Assuming this case goes to trial and Oracle obtains an injunction, I think Google will have to do two things (short of rewriting its entire virtual machine to steer clear of infringement of any Oracle intellectual property):
Pay a very significant per-copy royalty to Oracle -- possibly higher than all of Google's current Android-related revenues, in which case Google would have to change its Android business model and start to charge device makers per-unit license fees (assuming, of course, that Google wants to operate Android in an economically viable way and not just turn it into a "loss leader" in its portfolio).
- Formally recognize Oracle's control over Java and make at least some reasonably significant modifications to its code in order to reduce or eliminate the "fragmentation" issue Oracle complains about.
Google in the end was vindicated as to being a "willful infringer", there were no treble damages, and in fact no damages at all, and it ended up with the jury ruling that Google was 100% innocent of *any* patent infringement, so no injunction, no license royalties, no adjusted business model, no doom and gloom. Would you have even thought that was conceivable as an outcome, if all you read was FOSSPatents?
All those lists of possible or probable doom did not come true. But look at the repetitive implications that doom would befall Google, that it deserved it, that were put out there in public and repeated by journalists over and over as if they were credible, so much so that when Google won, many journalists were totally astonished. Smears can leave a mark on the victim, sometimes long after a victory in the courtroom.

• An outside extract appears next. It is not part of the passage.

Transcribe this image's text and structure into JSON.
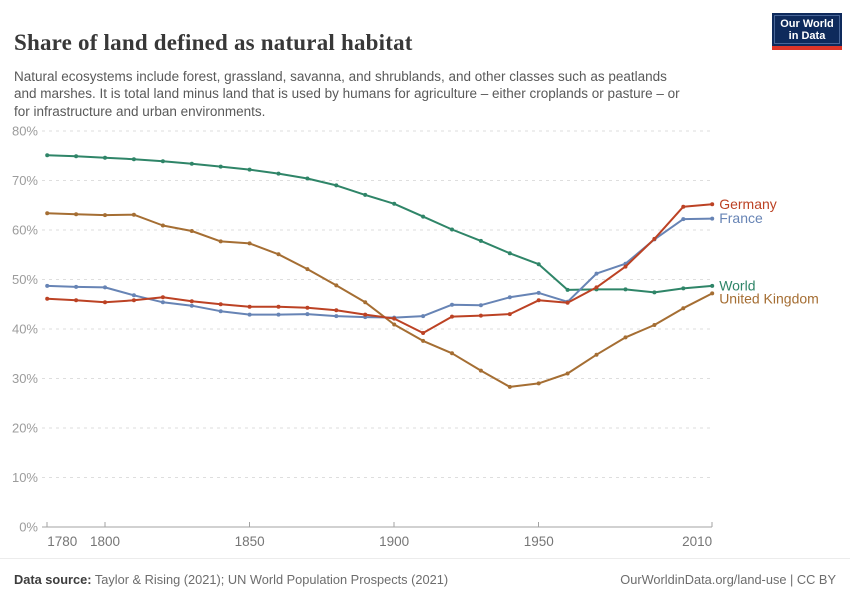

I mean, where does Google go to get its good name back after a torrent of articles like that, repeating over and over how much money it might have to pay in damages, maybe tripled for willfulness, and how even the judge suspected it of wrongdoing, etc. and so forth? People tend to think if there's smoke, there must be some fire somewhere. So real damage was done.
Was it just factual reporting? Like I say, you be the judge. But when I read him frothing at the mouth about being misquoted or misunderstood or whatever his rant was about, all I could think was, what about Google? Imagine what it was put through, and for what?
I made the links footnotes for a reason. I wanted you to be able to check that the articles are accurately quoted if you are inclined, but because we have a lot of readers of Groklaw, I didn't want to add to his stats by just casual linking.